“Yaptığım şeyler birbirinin tersidir
Güzel giden şeyleri berbat ederim
Kimseye güvenmem
Hem birini severim hem onu üzerim
Umursadığım kişiyi fazla umursamaktan bunaltırım
Tabiatım böyle” diyor Teoman. Her akrebin tabiatında acıdan beslenmek var. En çok da sevdiğini üzerek acıya gömülüp bu acıdan beslenen ruhu var. Hangimizin yok ki? Debbağ bile sevdiği deriyi yerden yere vurmaz mi? Bir bebeği ısırarak seven yok mu? Üzerine titrediğimiz her şeye aslında biz zeval getirmiyor muyuz? Sevdikçe en çok onları üzmüyor muyuz?
Çünkü sakındığımız hangi göze çöp batmadı ki? Gitmesini istemediğimiz hangi kişi gitmedi ki! Üstüne basa basa geçmedi ki.
Bu hayatta kaç şansınız var ki? Bir üç beş… sevdiğimizin cebinde kaç kredimiz var? Kaç hata sonra biter? Hepsi bir anda kül olabilir mi? Oyun biter mi hemen!
Son Pişmanlık gerçekten hiç mi bir işe yaramaz?
Hata yap diyorlar, yaptığım hatalar benim toplamım onlar benim şimdiki halim. Ruhumu, düşüncelerimi şekillendiren beni ben yapanlar.
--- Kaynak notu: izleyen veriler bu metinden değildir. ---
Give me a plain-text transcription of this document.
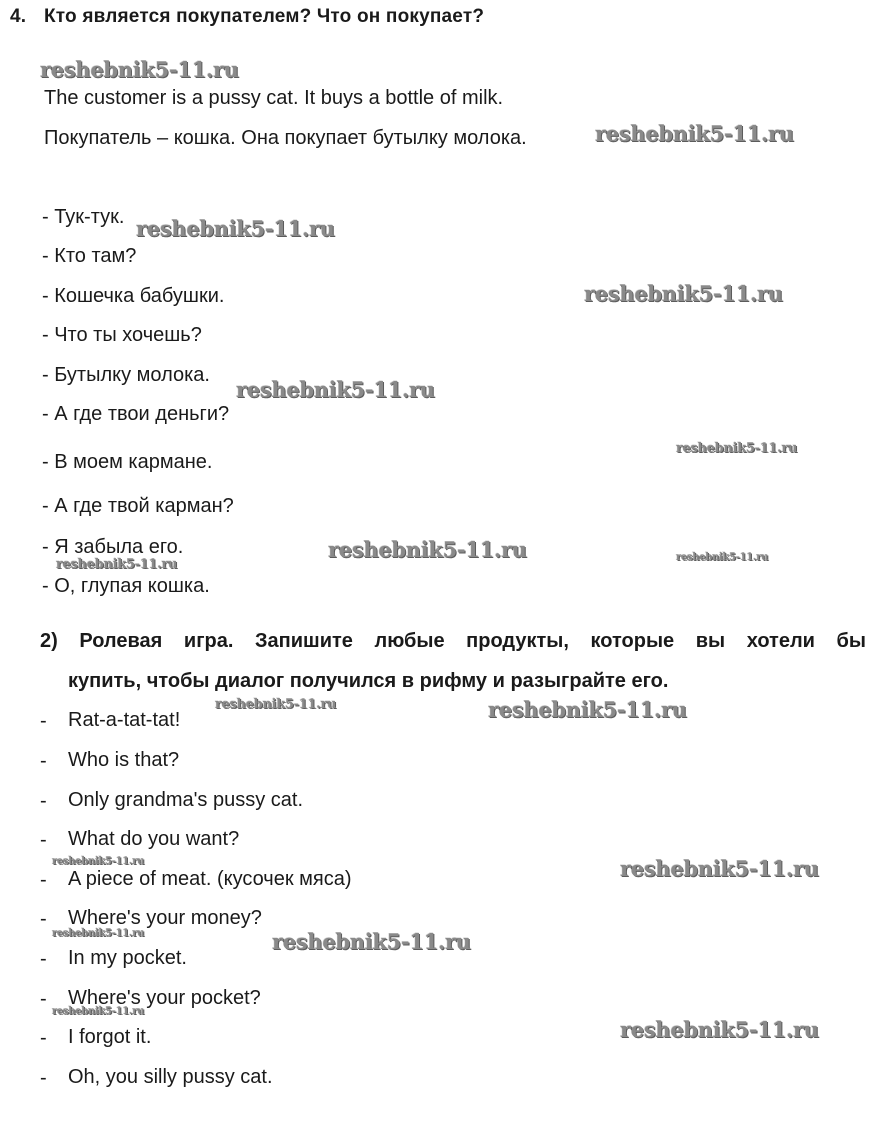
4. Кто является покупателем? Что он покупает?
The customer is a pussy cat. It buys a bottle of milk.
Покупатель – кошка. Она покупает бутылку молока.
- Тук-тук.
- Кто там?
- Кошечка бабушки.
- Что ты хочешь?
- Бутылку молока.
- А где твои деньги?
- В моем кармане.
- А где твой карман?
- Я забыла его.
- О, глупая кошка.
2) Ролевая игра. Запишите любые продукты, которые вы хотели бы
купить, чтобы диалог получился в рифму и разыграйте его.
- Rat-a-tat-tat!
- Who is that?
- Only grandma's pussy cat.
- What do you want?
- A piece of meat. (кусочек мяса)
- Where's your money?
- In my pocket.
- Where's your pocket?
- I forgot it.
- Oh, you silly pussy cat.
reshebnik5-11.ru
reshebnik5-11.ru
reshebnik5-11.ru
reshebnik5-11.ru
reshebnik5-11.ru
reshebnik5-11.ru
reshebnik5-11.ru	reshebnik5-11.ru
reshebnik5-11.ru
reshebnik5-11.ru	reshebnik5-11.ru
reshebnik5-11.ru	reshebnik5-11.ru
reshebnik5-11.ru	reshebnik5-11.ru
reshebnik5-11.ru
reshebnik5-11.ru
Peki hata yaparken kaybettiklerim, onlar da benim parçalarımdı.
Ben her hatada giden bir parçamı nasıl yerine koyacağım?
En sevdiğim parçam sen ne güzel geliyorsun bir bütün ediyorsun beni
En sevdiğim parçam sen ne güzel gittin paramparça ettin beni!